DAVA : Cumali Çiftçi’yi kangütme saikiyle öldürmekten, Sinan Şiş’i olası kastla yaralamaktan ve izinsiz silah taşımaktan sanık İlyas Demir’in yapılan yargılanması sonunda: Hükümlülüğüne ilişkin ( ŞANLIURFA ) İkinci Ağır Ceza Mahkemesinden verilen 05/12/2008 gün ve 77/347 sayılı hükmün duruşmalı olarak Yargıtay’ca incelenmesi sanık müdafii tarafından istenilmiş olduğundan dava dosyası C.Başsavcılığından tebliğname ile Dairemize gönderilmekle; duruşmalı olarak incelendi ve aşağıdaki karar tesbit edildi:
KARAR : A ) 6136 sayılı Yasaya aykırılık suçundan kurulan hükümde, suç tarihi ; itibariyle adli para cezasının, 08.02.2008 gün ve 5728 sayılı Yasa ile değişik 6136 sayılı Yasanın 13/1. maddesi uyarınca 30 günden aşağı olamayacağının nazara alınmaksızın 450-YTL. adli para cezasına hükmedilmesi, aleyhe temyiz bulunmadığından bozma nedeni yapılmamıştır.

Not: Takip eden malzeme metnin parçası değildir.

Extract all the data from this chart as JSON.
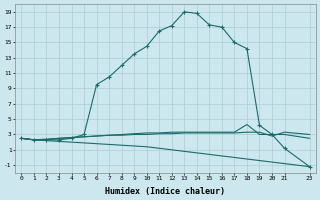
{
  "xlabel": "Humidex (Indice chaleur)",
  "ylabel": "",
  "background_color": "#cce8ee",
  "grid_color": "#aacdd5",
  "line_color": "#1a6b6b",
  "xlim": [
    -0.5,
    23.5
  ],
  "ylim": [
    -2,
    20
  ],
  "xticks": [
    0,
    1,
    2,
    3,
    4,
    5,
    6,
    7,
    8,
    9,
    10,
    11,
    12,
    13,
    14,
    15,
    16,
    17,
    18,
    19,
    20,
    21,
    23
  ],
  "yticks": [
    -1,
    1,
    3,
    5,
    7,
    9,
    11,
    13,
    15,
    17,
    19
  ],
  "series1_x": [
    0,
    1,
    2,
    3,
    4,
    5,
    6,
    7,
    8,
    9,
    10,
    11,
    12,
    13,
    14,
    15,
    16,
    17,
    18,
    19,
    20,
    21,
    23
  ],
  "series1_y": [
    2.5,
    2.3,
    2.3,
    2.3,
    2.5,
    3.0,
    9.5,
    10.5,
    12.0,
    13.5,
    14.5,
    16.5,
    17.2,
    19.0,
    18.8,
    17.3,
    17.0,
    15.0,
    14.2,
    4.2,
    3.0,
    1.2,
    -1.2
  ],
  "series2_x": [
    0,
    1,
    2,
    3,
    4,
    5,
    6,
    7,
    8,
    9,
    10,
    11,
    12,
    13,
    14,
    15,
    16,
    17,
    18,
    19,
    20,
    21,
    23
  ],
  "series2_y": [
    2.5,
    2.3,
    2.3,
    2.5,
    2.6,
    2.7,
    2.8,
    2.9,
    3.0,
    3.1,
    3.2,
    3.2,
    3.3,
    3.3,
    3.3,
    3.3,
    3.3,
    3.3,
    4.3,
    3.0,
    3.0,
    3.0,
    2.5
  ],
  "series3_x": [
    0,
    1,
    2,
    3,
    4,
    5,
    6,
    7,
    8,
    9,
    10,
    11,
    12,
    13,
    14,
    15,
    16,
    17,
    18,
    19,
    20,
    21,
    23
  ],
  "series3_y": [
    2.5,
    2.3,
    2.4,
    2.5,
    2.6,
    2.7,
    2.8,
    2.9,
    2.9,
    3.0,
    3.0,
    3.1,
    3.1,
    3.2,
    3.2,
    3.2,
    3.2,
    3.2,
    3.3,
    3.3,
    2.8,
    3.3,
    3.0
  ],
  "series4_x": [
    0,
    1,
    2,
    3,
    4,
    5,
    6,
    7,
    8,
    9,
    10,
    11,
    12,
    13,
    14,
    15,
    16,
    17,
    18,
    19,
    20,
    21,
    23
  ],
  "series4_y": [
    2.5,
    2.3,
    2.2,
    2.1,
    2.0,
    1.9,
    1.8,
    1.7,
    1.6,
    1.5,
    1.4,
    1.2,
    1.0,
    0.8,
    0.6,
    0.4,
    0.2,
    0.0,
    -0.2,
    -0.4,
    -0.6,
    -0.8,
    -1.2
  ]
}
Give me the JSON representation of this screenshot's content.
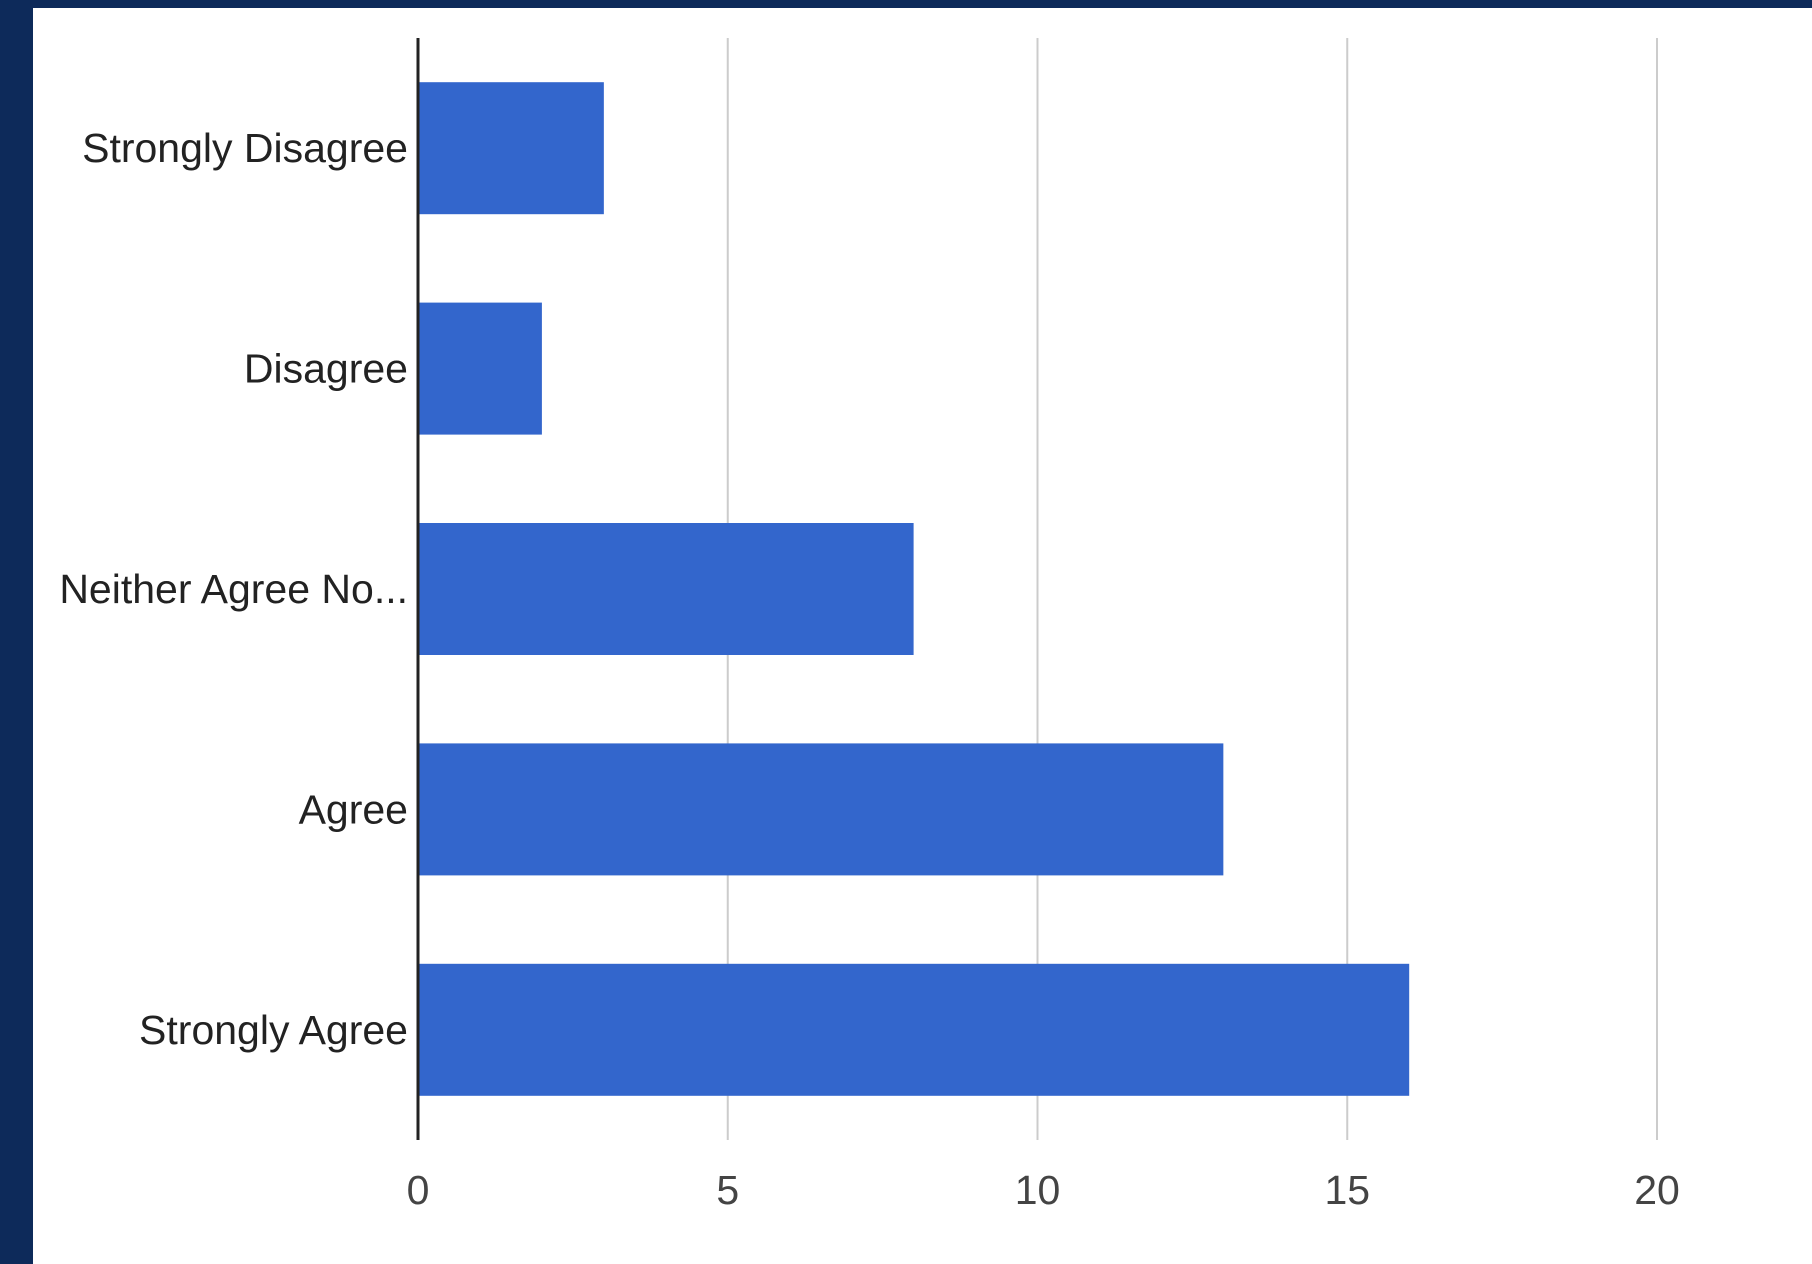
{
  "chart_data": {
    "type": "bar",
    "orientation": "horizontal",
    "categories": [
      "Strongly Disagree",
      "Disagree",
      "Neither Agree No...",
      "Agree",
      "Strongly Agree"
    ],
    "values": [
      3,
      2,
      8,
      13,
      16
    ],
    "xlim": [
      0,
      20
    ],
    "xticks": [
      "0",
      "5",
      "10",
      "15",
      "20"
    ],
    "title": "",
    "xlabel": "",
    "ylabel": "",
    "grid": "vertical",
    "legend": "none",
    "bar_color": "#3366cc",
    "grid_color": "#cccccc",
    "axis_color": "#222222"
  }
}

B ) Dosyanın incelenmesinde;
1 ) Mahkemede dinlenilen tanıklar İbrahim Halil Çiftçi, Suphi Kas ve Yıldız Cesur’un yeminli beyanlarının gerekçeli kararda yazılmaması ve bu tanıkların ifadelerine itibar edilip edilmediğinin gerekçede tartışmasız bırakılması suretiyle CMK.nun 230/1-b maddesine aykırı davranılması,
2 ) Hakkında koruma tedbiri kararı alınan tanık beyanının hükme tek başına esas teşkil etmeyeceği gözetilmeyerek tek başına bu tanık beyanına dayanılarak hüküm kurulması suretiyle 5726 sayılı Tanık Koruma Kanunu’ nun 9/8. maddesine aykırı davranılması,
3 ) 25.04.2008 günlü celsede gizli tanığın ifadesi alındıktan sonra savcılık beyanının okunduğu yazılı ise de dosya arasında savcılık beyanının bulunmaması,
4 ) Kabule göre de ; suç tarihinde maktulün 18 yaşından küçük olması nedeniyle 5237 sayılı TCK.’nun 82/1. Maddesinin “e” bendinin de uygulanması gerektiğinin düşünülmemesi,
SONUÇ : Bozmayı gerektirmekle, sanık müdafiinin temyiz dilekçesinde ve duruşmalı incelemede ileri sürdüğü temyiz itirazlarının bu itibarla kabulüyle, kısmen re’sen de temyize tâbi bulunan hükümlerin tebliğnamedeki düşünce gibi ( BOZULMASINA ), ceza miktarı ve tutuklulukta kalınan süre nazara alınarak sanık müdafiinin tahliye talebinin REDDİNE, 03.03.2010 gününde oybirliği ile karar verildi.
T.C.
YARGITAY
CEZA GENEL KURULU
E. 2007/1-281
K. 2008/37
T. 26.2.2008
• MEŞRU SAVUNMADA SINIRIN AŞILMASI ( Gece Saatlerinde Sadece Kadınların ve Küçük Çocukların Bulunduğu Eve Tahtadan Yapılmış Olan Tuvalet Penceresini Kullanarak Girecek Kadar Gözünü Karartmış ve Makul Hareket Edemeyecek Ölçüde Sarhoş Olan Maktulün Öldürülmesi – Sanığa Ceza Verilemeyeceği )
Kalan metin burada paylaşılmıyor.